No espaço temporal de uma só semana, Paulo Núncio lançou na campanha eleitoral a possibilidade de um novo referendo à interrupção voluntária da gravidez com vista à reversão da atual lei, e em França o aborto foi inscrito na Constituição.

No primeiro caso, Luís Montenegro falou em “assunto arrumado”, garantiu que não iria propor nenhuma iniciativa legislativa nesse domínio, sendo seguido por todos os partidos com assento parlamentar, incluindo o Chega – o único partido donde se poderia esperar um repto positivo a Núncio – cujo líder afirmou que a “sociedade portuguesa não deve voltar a referendar e voltar a criar uma penalização”.

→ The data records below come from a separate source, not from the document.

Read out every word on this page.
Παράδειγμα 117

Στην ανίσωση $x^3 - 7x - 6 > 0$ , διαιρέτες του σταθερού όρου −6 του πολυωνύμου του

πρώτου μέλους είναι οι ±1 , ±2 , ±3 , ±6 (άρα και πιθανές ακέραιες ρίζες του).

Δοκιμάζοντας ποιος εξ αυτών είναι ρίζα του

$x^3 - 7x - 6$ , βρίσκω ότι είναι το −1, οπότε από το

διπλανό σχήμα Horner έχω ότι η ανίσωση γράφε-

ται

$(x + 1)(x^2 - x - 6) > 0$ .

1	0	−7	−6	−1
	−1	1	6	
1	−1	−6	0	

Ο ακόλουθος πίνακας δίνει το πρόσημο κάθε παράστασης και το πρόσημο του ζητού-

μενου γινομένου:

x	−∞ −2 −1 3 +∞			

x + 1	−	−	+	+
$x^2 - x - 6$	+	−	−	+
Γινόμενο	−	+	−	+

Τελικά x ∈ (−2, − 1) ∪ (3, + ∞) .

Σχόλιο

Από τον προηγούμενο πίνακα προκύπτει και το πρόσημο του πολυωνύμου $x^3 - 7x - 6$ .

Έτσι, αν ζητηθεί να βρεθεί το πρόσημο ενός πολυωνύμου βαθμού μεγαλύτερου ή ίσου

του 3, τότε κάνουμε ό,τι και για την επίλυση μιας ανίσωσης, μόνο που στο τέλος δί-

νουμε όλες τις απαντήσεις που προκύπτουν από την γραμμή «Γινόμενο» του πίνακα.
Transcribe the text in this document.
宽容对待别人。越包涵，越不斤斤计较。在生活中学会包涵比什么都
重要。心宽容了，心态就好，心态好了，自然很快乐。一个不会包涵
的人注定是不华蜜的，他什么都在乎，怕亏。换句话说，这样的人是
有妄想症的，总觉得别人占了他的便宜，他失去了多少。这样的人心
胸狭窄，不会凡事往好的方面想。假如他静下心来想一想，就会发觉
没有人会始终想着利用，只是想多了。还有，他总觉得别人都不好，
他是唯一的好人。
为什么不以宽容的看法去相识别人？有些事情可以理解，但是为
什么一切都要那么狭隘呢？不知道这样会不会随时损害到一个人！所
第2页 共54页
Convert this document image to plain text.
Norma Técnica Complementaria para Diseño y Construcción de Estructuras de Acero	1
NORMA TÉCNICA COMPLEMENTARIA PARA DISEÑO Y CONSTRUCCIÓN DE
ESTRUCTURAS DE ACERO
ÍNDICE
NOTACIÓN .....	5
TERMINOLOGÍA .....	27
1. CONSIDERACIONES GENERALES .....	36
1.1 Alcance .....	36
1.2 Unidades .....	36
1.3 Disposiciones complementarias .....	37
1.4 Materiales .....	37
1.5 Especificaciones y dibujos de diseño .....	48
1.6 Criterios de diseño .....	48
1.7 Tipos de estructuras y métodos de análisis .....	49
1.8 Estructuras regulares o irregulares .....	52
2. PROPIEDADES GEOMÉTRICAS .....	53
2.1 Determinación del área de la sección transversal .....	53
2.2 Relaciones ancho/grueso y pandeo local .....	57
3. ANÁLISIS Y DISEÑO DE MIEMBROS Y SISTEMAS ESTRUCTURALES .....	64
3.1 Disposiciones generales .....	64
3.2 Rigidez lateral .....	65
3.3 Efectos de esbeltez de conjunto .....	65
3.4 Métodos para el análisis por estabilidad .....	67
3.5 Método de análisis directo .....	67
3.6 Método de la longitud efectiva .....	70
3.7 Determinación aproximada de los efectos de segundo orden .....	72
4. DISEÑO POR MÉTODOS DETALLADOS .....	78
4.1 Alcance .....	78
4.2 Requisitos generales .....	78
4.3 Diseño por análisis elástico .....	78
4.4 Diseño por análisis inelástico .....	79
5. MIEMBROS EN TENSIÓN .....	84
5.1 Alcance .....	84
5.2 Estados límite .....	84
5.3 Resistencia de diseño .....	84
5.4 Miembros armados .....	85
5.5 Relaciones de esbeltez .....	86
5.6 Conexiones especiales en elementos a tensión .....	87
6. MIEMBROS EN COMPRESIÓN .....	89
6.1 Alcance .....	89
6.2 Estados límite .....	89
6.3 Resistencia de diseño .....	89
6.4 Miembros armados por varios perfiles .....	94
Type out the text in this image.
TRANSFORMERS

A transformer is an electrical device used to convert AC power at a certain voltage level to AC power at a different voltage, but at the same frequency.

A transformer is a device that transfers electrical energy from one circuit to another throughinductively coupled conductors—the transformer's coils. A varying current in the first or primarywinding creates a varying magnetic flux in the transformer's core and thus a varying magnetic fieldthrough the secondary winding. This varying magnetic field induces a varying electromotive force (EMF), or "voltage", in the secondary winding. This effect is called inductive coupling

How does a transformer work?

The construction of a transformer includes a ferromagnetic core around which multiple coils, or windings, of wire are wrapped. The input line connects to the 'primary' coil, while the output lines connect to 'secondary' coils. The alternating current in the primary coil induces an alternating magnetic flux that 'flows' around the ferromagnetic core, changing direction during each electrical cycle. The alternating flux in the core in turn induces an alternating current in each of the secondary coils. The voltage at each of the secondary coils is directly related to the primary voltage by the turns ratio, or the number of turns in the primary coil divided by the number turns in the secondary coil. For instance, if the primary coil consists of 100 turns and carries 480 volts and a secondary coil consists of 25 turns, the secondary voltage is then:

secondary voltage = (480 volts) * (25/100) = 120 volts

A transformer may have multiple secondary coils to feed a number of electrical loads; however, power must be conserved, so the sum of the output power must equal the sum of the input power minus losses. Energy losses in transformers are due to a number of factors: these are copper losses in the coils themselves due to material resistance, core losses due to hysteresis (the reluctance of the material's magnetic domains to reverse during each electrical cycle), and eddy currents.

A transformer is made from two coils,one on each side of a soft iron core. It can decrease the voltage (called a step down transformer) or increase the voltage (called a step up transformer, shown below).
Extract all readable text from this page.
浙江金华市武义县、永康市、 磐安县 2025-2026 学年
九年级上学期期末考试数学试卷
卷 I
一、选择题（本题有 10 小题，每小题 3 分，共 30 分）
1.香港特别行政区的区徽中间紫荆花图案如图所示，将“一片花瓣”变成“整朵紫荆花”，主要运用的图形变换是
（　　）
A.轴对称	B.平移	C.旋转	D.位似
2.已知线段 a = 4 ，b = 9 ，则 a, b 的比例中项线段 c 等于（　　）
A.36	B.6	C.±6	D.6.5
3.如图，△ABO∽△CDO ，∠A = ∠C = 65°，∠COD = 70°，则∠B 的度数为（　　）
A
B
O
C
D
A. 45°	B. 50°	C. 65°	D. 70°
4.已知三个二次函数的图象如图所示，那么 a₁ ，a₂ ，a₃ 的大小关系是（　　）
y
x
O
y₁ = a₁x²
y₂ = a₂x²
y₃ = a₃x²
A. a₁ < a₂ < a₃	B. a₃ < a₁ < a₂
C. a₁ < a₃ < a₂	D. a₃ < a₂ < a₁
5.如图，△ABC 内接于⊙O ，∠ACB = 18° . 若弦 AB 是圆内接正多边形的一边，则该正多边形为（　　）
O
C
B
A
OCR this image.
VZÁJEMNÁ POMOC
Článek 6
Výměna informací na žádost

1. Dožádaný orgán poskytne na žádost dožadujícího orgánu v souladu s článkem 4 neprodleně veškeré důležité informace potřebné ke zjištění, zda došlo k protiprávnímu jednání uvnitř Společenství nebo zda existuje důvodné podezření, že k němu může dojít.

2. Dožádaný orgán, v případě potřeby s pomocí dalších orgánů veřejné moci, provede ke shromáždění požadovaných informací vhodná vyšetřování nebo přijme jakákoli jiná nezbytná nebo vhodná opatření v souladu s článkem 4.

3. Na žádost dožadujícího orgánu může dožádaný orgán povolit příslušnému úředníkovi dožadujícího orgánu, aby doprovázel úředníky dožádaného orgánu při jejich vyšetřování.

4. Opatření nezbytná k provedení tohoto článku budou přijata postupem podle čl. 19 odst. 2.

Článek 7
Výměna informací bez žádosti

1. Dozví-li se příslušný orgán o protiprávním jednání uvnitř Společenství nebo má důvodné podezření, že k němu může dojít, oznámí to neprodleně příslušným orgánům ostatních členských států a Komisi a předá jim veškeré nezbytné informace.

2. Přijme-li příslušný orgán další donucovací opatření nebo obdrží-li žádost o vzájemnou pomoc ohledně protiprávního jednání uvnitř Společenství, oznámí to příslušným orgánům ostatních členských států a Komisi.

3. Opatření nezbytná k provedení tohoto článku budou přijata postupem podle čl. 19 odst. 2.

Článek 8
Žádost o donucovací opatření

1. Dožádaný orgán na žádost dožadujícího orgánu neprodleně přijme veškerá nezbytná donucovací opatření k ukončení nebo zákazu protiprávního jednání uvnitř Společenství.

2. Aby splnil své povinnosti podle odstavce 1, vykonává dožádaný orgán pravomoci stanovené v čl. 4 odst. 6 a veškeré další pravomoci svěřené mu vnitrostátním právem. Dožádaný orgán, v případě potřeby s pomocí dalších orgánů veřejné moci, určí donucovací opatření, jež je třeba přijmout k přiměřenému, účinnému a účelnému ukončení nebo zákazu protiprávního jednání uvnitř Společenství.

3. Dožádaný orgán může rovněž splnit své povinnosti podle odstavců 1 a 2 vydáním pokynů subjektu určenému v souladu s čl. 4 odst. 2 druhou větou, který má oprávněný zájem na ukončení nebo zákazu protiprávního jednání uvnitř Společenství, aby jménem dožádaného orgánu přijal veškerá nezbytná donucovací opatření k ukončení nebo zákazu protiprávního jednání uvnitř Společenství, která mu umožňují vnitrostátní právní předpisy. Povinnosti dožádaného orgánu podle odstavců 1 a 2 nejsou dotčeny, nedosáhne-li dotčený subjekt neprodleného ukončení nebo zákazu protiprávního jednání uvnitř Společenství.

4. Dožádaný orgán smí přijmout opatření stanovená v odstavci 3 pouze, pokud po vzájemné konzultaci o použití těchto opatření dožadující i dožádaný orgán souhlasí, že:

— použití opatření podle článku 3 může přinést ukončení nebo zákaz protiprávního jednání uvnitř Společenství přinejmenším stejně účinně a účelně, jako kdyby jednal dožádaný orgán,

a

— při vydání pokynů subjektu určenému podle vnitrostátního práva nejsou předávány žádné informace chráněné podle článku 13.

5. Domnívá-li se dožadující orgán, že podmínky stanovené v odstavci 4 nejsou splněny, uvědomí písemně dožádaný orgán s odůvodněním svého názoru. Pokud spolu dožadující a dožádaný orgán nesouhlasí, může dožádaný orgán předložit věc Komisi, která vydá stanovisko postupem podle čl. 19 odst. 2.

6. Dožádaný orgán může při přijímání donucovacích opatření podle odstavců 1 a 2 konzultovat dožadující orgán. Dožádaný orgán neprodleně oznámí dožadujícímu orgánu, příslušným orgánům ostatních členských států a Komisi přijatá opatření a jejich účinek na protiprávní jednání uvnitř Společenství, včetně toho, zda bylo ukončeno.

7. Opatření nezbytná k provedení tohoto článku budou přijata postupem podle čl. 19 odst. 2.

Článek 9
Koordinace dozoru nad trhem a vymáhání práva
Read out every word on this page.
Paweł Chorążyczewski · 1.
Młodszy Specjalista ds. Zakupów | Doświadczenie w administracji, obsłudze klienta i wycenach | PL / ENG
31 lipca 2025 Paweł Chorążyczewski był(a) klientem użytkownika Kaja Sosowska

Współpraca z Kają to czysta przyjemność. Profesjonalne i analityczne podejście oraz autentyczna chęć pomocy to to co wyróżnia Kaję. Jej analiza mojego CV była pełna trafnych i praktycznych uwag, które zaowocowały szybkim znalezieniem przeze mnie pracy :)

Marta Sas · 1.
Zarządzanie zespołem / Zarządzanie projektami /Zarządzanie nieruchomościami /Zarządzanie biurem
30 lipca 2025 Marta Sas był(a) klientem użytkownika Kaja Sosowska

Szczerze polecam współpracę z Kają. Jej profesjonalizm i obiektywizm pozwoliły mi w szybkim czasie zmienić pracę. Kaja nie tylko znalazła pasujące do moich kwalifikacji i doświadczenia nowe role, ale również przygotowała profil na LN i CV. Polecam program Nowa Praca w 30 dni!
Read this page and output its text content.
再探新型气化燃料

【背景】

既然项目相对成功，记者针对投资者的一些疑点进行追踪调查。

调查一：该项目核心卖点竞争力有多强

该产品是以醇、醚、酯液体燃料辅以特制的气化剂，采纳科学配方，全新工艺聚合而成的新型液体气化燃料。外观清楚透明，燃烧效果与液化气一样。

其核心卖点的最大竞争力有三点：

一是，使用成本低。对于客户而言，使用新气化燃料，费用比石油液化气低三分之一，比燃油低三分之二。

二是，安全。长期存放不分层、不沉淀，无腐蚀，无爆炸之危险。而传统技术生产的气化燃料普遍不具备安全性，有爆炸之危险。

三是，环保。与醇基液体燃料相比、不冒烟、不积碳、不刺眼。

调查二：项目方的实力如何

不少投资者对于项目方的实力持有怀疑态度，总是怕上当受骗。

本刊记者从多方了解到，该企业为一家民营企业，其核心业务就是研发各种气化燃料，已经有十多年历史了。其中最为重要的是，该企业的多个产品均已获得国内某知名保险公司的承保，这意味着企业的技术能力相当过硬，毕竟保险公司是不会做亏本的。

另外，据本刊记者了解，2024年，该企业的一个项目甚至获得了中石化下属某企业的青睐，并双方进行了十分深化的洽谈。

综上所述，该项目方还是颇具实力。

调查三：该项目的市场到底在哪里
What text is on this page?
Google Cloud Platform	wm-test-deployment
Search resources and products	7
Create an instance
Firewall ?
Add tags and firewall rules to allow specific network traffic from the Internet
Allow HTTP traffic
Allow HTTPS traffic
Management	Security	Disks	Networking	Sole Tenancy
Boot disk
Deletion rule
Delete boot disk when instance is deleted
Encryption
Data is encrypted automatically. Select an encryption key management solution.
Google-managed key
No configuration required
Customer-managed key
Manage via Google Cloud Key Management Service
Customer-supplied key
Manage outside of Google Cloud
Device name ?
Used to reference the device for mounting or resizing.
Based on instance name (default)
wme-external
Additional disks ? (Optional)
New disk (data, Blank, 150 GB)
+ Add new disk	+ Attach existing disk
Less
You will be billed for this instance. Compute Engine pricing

No segundo caso, é impressionante a expressividade da votação. Dos 852 parlamentares, foram 780 – incluindo Marine Le Pen – os votantes favoráveis da consagração constitucional de que “a lei determinará as condições em que é exercida a liberdade garantida à mulher de recorrer à interrupção voluntária da gravidez”. Numa França altamente polarizada, não deixa de ser curioso que são os antigos temas fraturantes a unir o país.

No entanto, quero deixar uma cautela inicial. O objetivo deste artigo não é discutir a moralidade do aborto. No caso da Igreja Católica a posição é inequívoca e inegociável. O que se pretende é procurar analisar o que estes dados significam, inclusive para a Igreja. Que isso fique claro.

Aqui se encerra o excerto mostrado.